Early Oxygen Use Identified
A new study by MIT researchers suggests that some early forms of life may have developed the ability to utilize oxygen hundreds of millions of years before it became a permanent fixture in Earth's atmosphere during the Great Oxidation Event (GOE) approximately 2.3 billion years ago. This discovery may represent some of the earliest evidence of aerobic respiration on Earth.
Evolutionary Origins of a Key Oxygen-Using Enzyme
Published in the journal Palaeogeography, Palaeoclimatology, Palaeoecology, the study by MIT geobiologists traced the evolutionary origins of a key enzyme essential for aerobic respiration. This enzyme, found in most oxygen-breathing life forms today, was found to have evolved during the Mesoarchean period, between 3.2 and 2.8 billion years ago. This predates the Great Oxidation Event by several hundred million years.

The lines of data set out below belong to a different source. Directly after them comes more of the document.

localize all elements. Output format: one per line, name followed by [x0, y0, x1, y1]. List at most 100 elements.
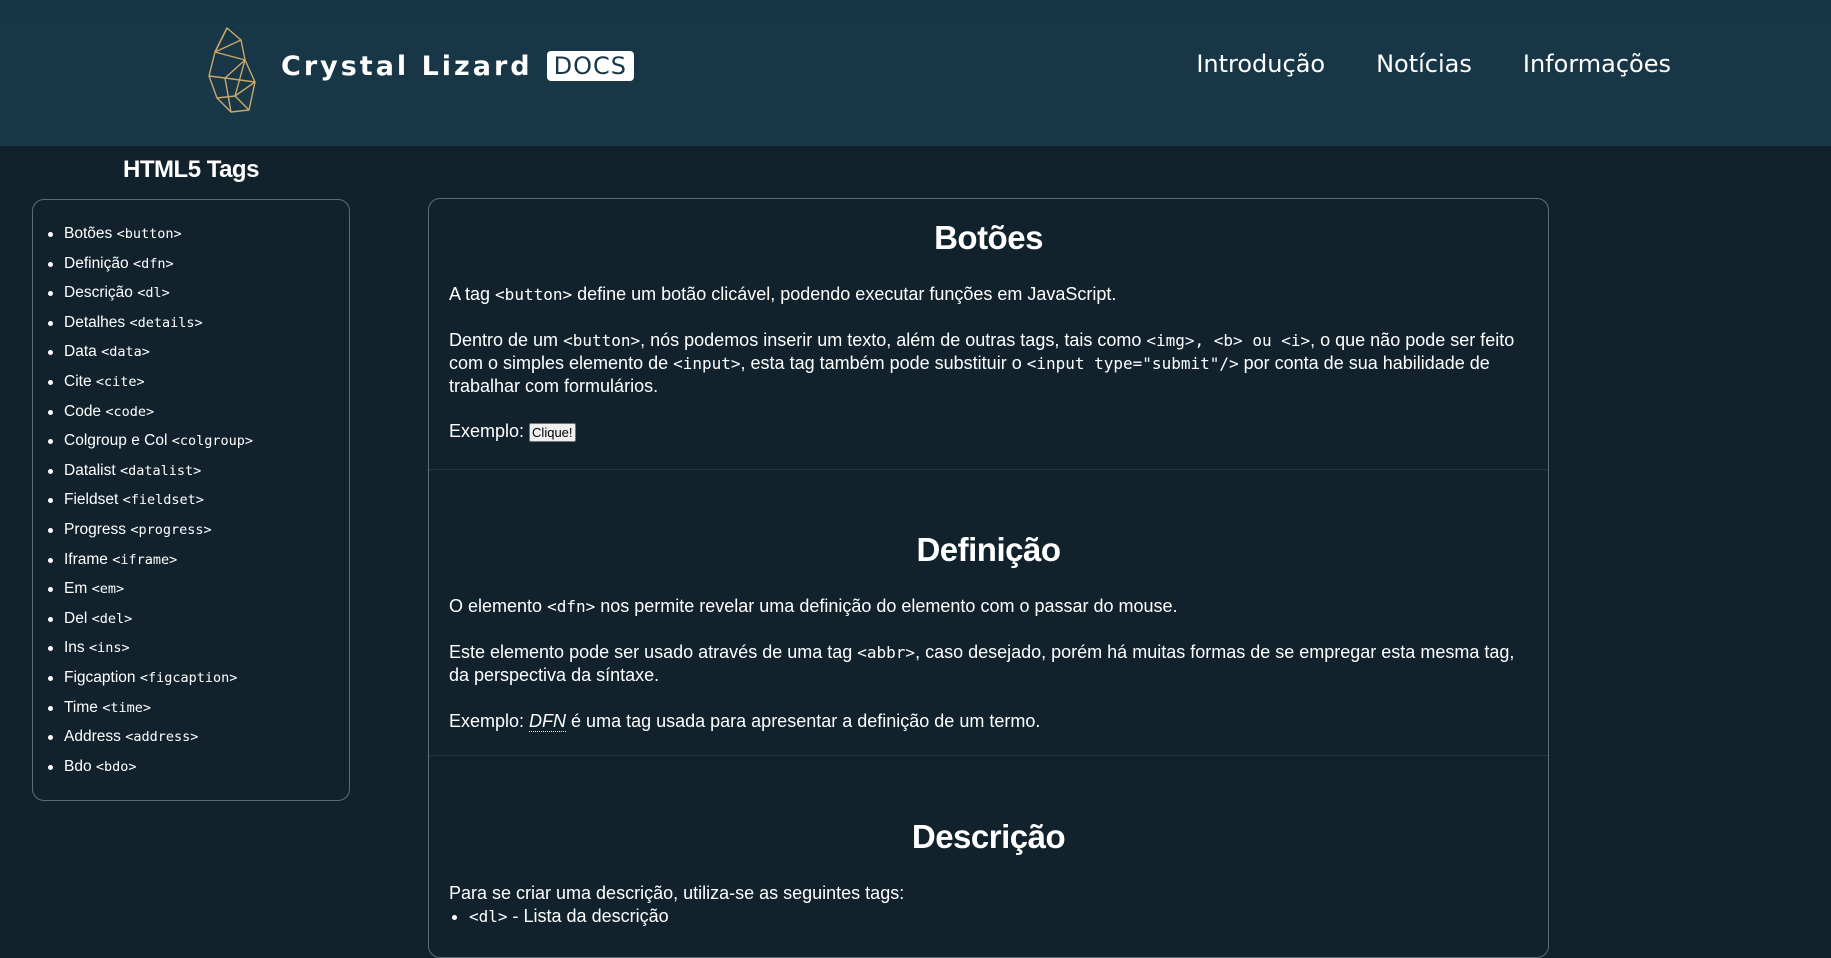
sidebar-item-label: Iframe — [64, 550, 108, 568]
sidebar-item: Em <em> — [48, 580, 349, 610]
sidebar: Botões <button> Definição <dfn> Descrição … — [32, 199, 350, 801]
dfn-example-term[interactable]: DFN — [529, 711, 567, 732]
paragraph: Para se criar uma descrição, utiliza-se … — [449, 883, 905, 903]
sidebar-link[interactable]: Figcaption <figcaption> — [64, 669, 237, 686]
crystal-logo-icon[interactable] — [205, 26, 257, 114]
example-line: Exemplo: DFN é uma tag usada para aprese… — [449, 711, 1041, 732]
brand-docs-badge: DOCS — [546, 51, 634, 81]
sidebar-item-tag: <cite> — [95, 373, 145, 390]
example-line: Exemplo: Clique! — [449, 420, 1528, 443]
section-definition: Definição O elemento <dfn> nos permite r… — [429, 470, 1548, 756]
sidebar-item-tag: <iframe> — [112, 551, 178, 568]
section-title: Botões — [934, 219, 1043, 256]
example-click-button[interactable]: Clique! — [529, 422, 576, 442]
sidebar-link[interactable]: Detalhes <details> — [64, 314, 203, 331]
sidebar-item-tag: <del> — [91, 610, 133, 627]
sidebar-link[interactable]: Ins <ins> — [64, 639, 130, 656]
sidebar-link[interactable]: Definição <dfn> — [64, 255, 174, 272]
sidebar-link[interactable]: Progress <progress> — [64, 521, 212, 538]
sidebar-item: Cite <cite> — [48, 373, 349, 403]
sidebar-item-tag: <fieldset> — [122, 492, 204, 509]
sidebar-link[interactable]: Cite <cite> — [64, 373, 145, 390]
paragraph: A tag <button> define um botão clicável,… — [449, 284, 1117, 304]
sidebar-item-label: Code — [64, 402, 102, 420]
site-header: Crystal Lizard DOCS Introdução Notícias … — [0, 0, 1831, 146]
inline-code: <button> — [495, 285, 573, 304]
main-nav: Introdução Notícias Informações — [1145, 50, 1671, 78]
sidebar-link[interactable]: Del <del> — [64, 610, 132, 627]
paragraph: Este elemento pode ser usado através de … — [449, 642, 1515, 685]
sidebar-item-tag: <details> — [129, 314, 203, 331]
section-description: Descrição Para se criar uma descrição, u… — [429, 756, 1548, 928]
sidebar-item-label: Del — [64, 609, 88, 627]
sidebar-item: Bdo <bdo> — [48, 758, 349, 788]
sidebar-item: Descrição <dl> — [48, 284, 349, 314]
sidebar-link[interactable]: Data <data> — [64, 343, 150, 360]
sidebar-list: Botões <button> Definição <dfn> Descrição … — [33, 200, 349, 787]
section-title: Descrição — [911, 818, 1066, 855]
sidebar-item-tag: <progress> — [130, 521, 212, 538]
sidebar-item-tag: <em> — [91, 581, 125, 598]
sidebar-item-label: Definição — [64, 254, 129, 272]
sidebar-item: Time <time> — [48, 699, 349, 729]
list-item: <dl> - Lista da descrição — [469, 905, 1528, 928]
sidebar-item-label: Bdo — [64, 757, 92, 775]
sidebar-item-tag: <time> — [102, 699, 151, 716]
nav-introducao[interactable]: Introdução — [1196, 50, 1325, 78]
brand-name: Crystal Lizard — [281, 50, 533, 82]
sidebar-link[interactable]: Code <code> — [64, 403, 154, 420]
sidebar-item: Definição <dfn> — [48, 255, 349, 285]
sidebar-item: Code <code> — [48, 403, 349, 433]
inline-code: <input type="submit"/> — [1026, 354, 1239, 373]
sidebar-item-label: Fieldset — [64, 491, 119, 509]
sidebar-link[interactable]: Colgroup e Col <colgroup> — [64, 432, 253, 449]
brand[interactable]: Crystal Lizard DOCS — [281, 48, 634, 84]
sidebar-link[interactable]: Em <em> — [64, 580, 124, 597]
sidebar-item-label: Cite — [64, 372, 92, 390]
sidebar-link[interactable]: Time <time> — [64, 699, 151, 716]
sidebar-link[interactable]: Bdo <bdo> — [64, 758, 137, 775]
nav-noticias[interactable]: Notícias — [1376, 50, 1472, 78]
sidebar-item-label: Address — [64, 728, 121, 746]
sidebar-item-tag: <figcaption> — [139, 669, 238, 686]
sidebar-link[interactable]: Address <address> — [64, 728, 198, 745]
sidebar-item: Fieldset <fieldset> — [48, 491, 349, 521]
sidebar-link[interactable]: Descrição <dl> — [64, 284, 170, 301]
sidebar-item: Progress <progress> — [48, 521, 349, 551]
sidebar-item-tag: <data> — [101, 344, 150, 361]
sidebar-item-tag: <datalist> — [120, 462, 202, 479]
sidebar-link[interactable]: Iframe <iframe> — [64, 551, 177, 568]
sidebar-item-label: Figcaption — [64, 668, 136, 686]
paragraph: Dentro de um <button>, nós podemos inser… — [449, 330, 1515, 396]
sidebar-item: Colgroup e Col <colgroup> — [48, 432, 349, 462]
sidebar-item-tag: <colgroup> — [171, 433, 253, 450]
inline-code: <img>, <b> ou <i> — [1146, 331, 1311, 350]
paragraph: O elemento <dfn> nos permite revelar uma… — [449, 596, 1178, 616]
section-buttons: Botões A tag <button> define um botão cl… — [429, 199, 1548, 470]
sidebar-item: Data <data> — [48, 343, 349, 373]
sidebar-item-label: Botões — [64, 225, 113, 242]
sidebar-item-label: Em — [64, 580, 88, 598]
sidebar-item-tag: <dl> — [137, 285, 170, 302]
sidebar-item: Del <del> — [48, 610, 349, 640]
sidebar-item-label: Time — [64, 698, 98, 716]
inline-code: <dl> — [469, 907, 508, 926]
sidebar-link[interactable]: Datalist <datalist> — [64, 462, 201, 479]
sidebar-title: HTML5 Tags — [123, 156, 259, 183]
sidebar-item-label: Datalist — [64, 461, 116, 479]
sidebar-item-label: Progress — [64, 520, 127, 538]
sidebar-item-label: Descrição — [64, 284, 133, 302]
nav-informacoes[interactable]: Informações — [1523, 50, 1671, 78]
inline-code: <abbr> — [857, 643, 916, 662]
main-content: Botões A tag <button> define um botão cl… — [428, 198, 1549, 958]
sidebar-item-label: Ins — [64, 639, 85, 657]
sidebar-item-label: Detalhes — [64, 313, 126, 331]
sidebar-item: Ins <ins> — [48, 639, 349, 669]
sidebar-item: Detalhes <details> — [48, 314, 349, 344]
sidebar-item-tag: <dfn> — [132, 255, 174, 272]
sidebar-item-label: Colgroup e Col — [64, 432, 168, 450]
sidebar-link[interactable]: Fieldset <fieldset> — [64, 491, 204, 508]
sidebar-link[interactable]: Botões <button> — [64, 225, 182, 242]
inline-code: <button> — [563, 331, 641, 350]
sidebar-item: Address <address> — [48, 728, 349, 758]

Explaining Oxygen's Delayed Accumulation
The findings may help to address an unanswered question regarding why oxygen took a considerable time to accumulate in the atmosphere:
- Cyanobacteria, the first oxygen producers, emerged approximately 2.9 billion years ago, releasing oxygen through photosynthesis.
- Prior scientific theories suggested that geochemical reactions with rocks consumed a large portion of early oxygen.
- The new study proposes that biological consumption also played a role. Organisms evolving the oxygen-utilizing enzyme may have consumed small amounts of oxygen produced by nearby cyanobacteria.
This consumption could have delayed oxygen's atmospheric buildup for hundreds of millions of years.
Tracing the Enzyme: Research Methodology
The MIT team, including study co-authors Fatima Husain and Gregory Fournier, focused on heme-copper oxygen reductases, a set of enzymes critical for aerobic respiration. Their research methodology involved the following steps:
- Researchers identified the enzyme's genetic sequence.
- They searched databases containing millions of species' genomes for this sequence.
- The sequences were mapped onto an evolutionary tree of life, using fossil records to date the emergence and branching of species.
This methodology allowed the team to trace the enzyme's evolution back to the Mesoarchean era.
The research indicates that shortly after cyanobacteria began producing oxygen, other life forms developed the enzyme to use that oxygen, impacting the pace of Earth's oxygenation.